Look at ERISA section 408(B)(1) for one aspect. That does not address your question about discrimination. Perhaps termination falls on the just and the unjust alike, despite your empirical observations. Perhaps payroll deduction is simply an economic condition of the loan. If the program had to suffer the burden of dealing with more cumbersome repayment it would be offered to none.

Posted

The practical reason for limiting loans to active employees is that it is very time consuming and difficult adminstratively to process loan repayments manually especialy if there are larage number of loans. Also there is a high risk of default in non payroll deduction loans which requires that the plan loan be distributed. This all adds up to a lack of interest by the employer in continuing loans to former employees. Also if you allow loans to former employees you have to allow loans to beneficaries and ex spouses who retain the assets in the plan.

mjb

Posted

The practical reasons are clear. No doubt about it. My question is more of a compliance/non-discrimination issue.

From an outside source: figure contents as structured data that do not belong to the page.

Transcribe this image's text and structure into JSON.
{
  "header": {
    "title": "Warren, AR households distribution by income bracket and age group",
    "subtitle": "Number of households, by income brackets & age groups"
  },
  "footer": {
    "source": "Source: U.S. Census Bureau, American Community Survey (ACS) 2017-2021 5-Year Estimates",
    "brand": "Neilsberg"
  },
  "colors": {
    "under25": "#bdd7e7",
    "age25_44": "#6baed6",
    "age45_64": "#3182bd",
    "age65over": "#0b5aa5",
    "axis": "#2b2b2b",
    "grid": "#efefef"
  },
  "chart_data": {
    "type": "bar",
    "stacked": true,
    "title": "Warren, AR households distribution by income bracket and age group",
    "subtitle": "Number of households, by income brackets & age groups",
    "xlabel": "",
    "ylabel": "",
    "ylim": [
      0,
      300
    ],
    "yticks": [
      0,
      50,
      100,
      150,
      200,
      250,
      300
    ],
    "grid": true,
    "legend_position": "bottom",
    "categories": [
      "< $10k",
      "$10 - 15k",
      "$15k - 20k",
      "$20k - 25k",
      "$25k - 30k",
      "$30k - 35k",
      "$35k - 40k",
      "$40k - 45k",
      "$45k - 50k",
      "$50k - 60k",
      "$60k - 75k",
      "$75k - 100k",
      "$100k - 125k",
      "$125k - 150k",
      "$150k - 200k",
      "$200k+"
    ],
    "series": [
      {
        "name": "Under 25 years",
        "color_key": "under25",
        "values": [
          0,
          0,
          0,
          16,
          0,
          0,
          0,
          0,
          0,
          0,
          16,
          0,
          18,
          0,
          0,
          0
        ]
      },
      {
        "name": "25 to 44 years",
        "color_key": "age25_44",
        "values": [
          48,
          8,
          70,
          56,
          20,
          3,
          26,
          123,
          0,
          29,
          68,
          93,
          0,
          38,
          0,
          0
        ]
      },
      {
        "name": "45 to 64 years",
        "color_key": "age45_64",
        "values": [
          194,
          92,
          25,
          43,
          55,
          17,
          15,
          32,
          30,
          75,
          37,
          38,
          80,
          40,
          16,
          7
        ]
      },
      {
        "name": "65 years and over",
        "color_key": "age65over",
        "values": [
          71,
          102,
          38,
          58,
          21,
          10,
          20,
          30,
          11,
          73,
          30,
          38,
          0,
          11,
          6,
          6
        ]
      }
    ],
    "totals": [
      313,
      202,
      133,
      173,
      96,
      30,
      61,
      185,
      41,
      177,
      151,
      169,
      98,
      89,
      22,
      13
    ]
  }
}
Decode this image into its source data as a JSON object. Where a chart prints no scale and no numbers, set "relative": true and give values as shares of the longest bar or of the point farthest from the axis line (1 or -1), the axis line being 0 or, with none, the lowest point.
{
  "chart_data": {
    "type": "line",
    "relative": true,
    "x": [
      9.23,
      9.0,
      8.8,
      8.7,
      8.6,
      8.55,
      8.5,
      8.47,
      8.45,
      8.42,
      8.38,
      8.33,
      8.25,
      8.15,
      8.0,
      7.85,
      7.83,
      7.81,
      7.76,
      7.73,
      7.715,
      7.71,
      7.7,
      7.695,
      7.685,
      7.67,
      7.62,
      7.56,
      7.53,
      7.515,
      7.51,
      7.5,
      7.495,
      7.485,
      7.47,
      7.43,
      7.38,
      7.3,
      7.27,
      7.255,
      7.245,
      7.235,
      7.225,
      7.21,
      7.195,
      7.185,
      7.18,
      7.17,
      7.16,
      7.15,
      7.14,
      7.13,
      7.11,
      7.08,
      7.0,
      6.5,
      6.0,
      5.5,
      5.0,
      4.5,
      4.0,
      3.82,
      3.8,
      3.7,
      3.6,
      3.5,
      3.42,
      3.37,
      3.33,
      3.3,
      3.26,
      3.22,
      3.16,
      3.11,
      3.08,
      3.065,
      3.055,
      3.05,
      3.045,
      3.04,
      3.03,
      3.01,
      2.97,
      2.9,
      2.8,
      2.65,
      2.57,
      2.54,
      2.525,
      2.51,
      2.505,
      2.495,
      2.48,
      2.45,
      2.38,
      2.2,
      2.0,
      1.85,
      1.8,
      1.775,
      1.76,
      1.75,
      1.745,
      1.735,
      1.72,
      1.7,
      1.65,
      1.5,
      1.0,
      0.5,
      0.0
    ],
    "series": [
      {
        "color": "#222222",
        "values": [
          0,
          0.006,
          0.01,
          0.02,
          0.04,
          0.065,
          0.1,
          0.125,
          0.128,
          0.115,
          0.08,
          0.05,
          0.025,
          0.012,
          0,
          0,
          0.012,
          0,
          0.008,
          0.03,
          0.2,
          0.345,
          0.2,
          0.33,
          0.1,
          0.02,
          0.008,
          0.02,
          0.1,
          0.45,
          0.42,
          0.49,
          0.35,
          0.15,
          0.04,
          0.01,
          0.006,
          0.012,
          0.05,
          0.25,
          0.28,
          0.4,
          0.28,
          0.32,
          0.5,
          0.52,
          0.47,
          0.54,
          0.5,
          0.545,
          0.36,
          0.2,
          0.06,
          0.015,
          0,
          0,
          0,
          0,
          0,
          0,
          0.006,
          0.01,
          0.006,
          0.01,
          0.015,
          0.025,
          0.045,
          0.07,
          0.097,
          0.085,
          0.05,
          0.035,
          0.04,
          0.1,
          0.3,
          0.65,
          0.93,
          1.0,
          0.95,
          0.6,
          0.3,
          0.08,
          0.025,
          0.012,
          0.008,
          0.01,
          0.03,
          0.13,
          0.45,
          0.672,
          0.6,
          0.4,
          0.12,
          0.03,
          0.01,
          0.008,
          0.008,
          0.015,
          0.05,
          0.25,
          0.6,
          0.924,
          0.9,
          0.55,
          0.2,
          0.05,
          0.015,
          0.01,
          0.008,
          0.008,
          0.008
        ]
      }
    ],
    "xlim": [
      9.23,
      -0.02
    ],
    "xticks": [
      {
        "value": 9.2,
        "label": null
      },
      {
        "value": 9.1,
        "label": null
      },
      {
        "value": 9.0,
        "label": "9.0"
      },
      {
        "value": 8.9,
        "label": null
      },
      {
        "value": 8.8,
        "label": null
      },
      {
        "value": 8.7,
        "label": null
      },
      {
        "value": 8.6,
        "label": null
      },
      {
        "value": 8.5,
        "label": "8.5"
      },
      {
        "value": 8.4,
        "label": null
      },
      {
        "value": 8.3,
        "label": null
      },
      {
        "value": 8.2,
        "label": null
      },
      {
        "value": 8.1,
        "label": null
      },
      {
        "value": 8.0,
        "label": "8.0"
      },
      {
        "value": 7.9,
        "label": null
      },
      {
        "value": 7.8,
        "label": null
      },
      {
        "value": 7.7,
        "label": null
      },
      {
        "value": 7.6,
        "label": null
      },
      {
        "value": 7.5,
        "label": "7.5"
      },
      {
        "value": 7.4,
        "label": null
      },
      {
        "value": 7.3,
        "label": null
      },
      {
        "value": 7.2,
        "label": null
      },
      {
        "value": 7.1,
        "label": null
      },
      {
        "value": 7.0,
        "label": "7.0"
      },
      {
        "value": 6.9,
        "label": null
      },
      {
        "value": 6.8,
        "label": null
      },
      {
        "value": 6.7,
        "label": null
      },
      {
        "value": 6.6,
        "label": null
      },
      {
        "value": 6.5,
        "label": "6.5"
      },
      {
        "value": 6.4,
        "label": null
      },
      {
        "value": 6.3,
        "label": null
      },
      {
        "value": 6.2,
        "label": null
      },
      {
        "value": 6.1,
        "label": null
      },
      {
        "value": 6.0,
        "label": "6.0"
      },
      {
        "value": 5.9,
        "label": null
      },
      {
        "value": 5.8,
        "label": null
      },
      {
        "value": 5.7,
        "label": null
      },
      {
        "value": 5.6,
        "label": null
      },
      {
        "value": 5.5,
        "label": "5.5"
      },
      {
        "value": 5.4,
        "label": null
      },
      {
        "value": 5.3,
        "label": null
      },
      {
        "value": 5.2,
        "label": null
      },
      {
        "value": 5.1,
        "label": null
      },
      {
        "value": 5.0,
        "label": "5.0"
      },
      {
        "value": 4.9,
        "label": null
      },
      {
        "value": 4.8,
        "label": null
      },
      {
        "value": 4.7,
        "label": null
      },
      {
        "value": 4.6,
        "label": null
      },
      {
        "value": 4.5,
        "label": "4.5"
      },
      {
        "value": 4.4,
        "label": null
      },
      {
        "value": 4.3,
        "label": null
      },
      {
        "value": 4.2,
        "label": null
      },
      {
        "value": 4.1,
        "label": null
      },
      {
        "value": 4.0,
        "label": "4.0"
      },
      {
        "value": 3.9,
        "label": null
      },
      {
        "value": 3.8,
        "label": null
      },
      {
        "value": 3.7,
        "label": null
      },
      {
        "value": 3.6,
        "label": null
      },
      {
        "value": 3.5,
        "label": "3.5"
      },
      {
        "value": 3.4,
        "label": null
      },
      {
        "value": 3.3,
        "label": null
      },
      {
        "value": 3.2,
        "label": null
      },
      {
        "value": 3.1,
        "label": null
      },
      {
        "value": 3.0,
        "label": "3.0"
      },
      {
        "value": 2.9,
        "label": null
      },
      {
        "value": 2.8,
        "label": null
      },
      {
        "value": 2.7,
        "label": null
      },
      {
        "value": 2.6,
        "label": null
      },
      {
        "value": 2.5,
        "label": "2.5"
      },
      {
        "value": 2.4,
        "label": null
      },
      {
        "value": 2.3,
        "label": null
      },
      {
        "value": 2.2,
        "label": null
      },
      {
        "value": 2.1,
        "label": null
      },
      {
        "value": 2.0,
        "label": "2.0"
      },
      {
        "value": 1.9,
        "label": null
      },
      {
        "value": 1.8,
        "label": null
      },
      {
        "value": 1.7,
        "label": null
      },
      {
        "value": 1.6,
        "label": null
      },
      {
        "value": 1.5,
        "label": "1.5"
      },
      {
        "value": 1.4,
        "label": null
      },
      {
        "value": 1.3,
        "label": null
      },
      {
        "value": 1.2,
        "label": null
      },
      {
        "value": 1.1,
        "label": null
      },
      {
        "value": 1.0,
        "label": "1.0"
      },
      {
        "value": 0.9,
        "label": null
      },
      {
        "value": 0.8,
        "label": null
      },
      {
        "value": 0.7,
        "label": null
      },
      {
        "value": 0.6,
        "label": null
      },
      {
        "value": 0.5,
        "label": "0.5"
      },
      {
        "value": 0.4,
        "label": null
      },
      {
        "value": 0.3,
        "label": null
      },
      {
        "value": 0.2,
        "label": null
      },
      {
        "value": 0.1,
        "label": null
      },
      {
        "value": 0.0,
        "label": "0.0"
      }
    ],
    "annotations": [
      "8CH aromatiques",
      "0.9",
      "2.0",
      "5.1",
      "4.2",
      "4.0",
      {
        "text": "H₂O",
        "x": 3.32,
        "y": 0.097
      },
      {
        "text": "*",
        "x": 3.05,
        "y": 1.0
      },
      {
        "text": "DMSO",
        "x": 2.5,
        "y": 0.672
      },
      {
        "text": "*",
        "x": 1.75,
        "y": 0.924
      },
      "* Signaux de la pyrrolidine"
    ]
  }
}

Seems to me, yeah, beneficiaries and ex-spouses would have a right to take a loan under the terms of a loan program that is available on a nondiscriminatory basis.

I understand that inconvenience would lessen loan programs (not a bad thing in my book) but convenient does not make it nondiscriminatory.

I plan to look at the ERISA cite and see if nondiscrimination is "nondiscriminatory availability to Parties in Interest" or is it "nondiscriminatory availability to Plan Participants" or is it something else.

This same issue extends to Hardship distribs. My prototype document allows terminated participants to be excluded from taking Hardship distributions. I know they can get the money, but I am just talking about nondiscriminatory availability.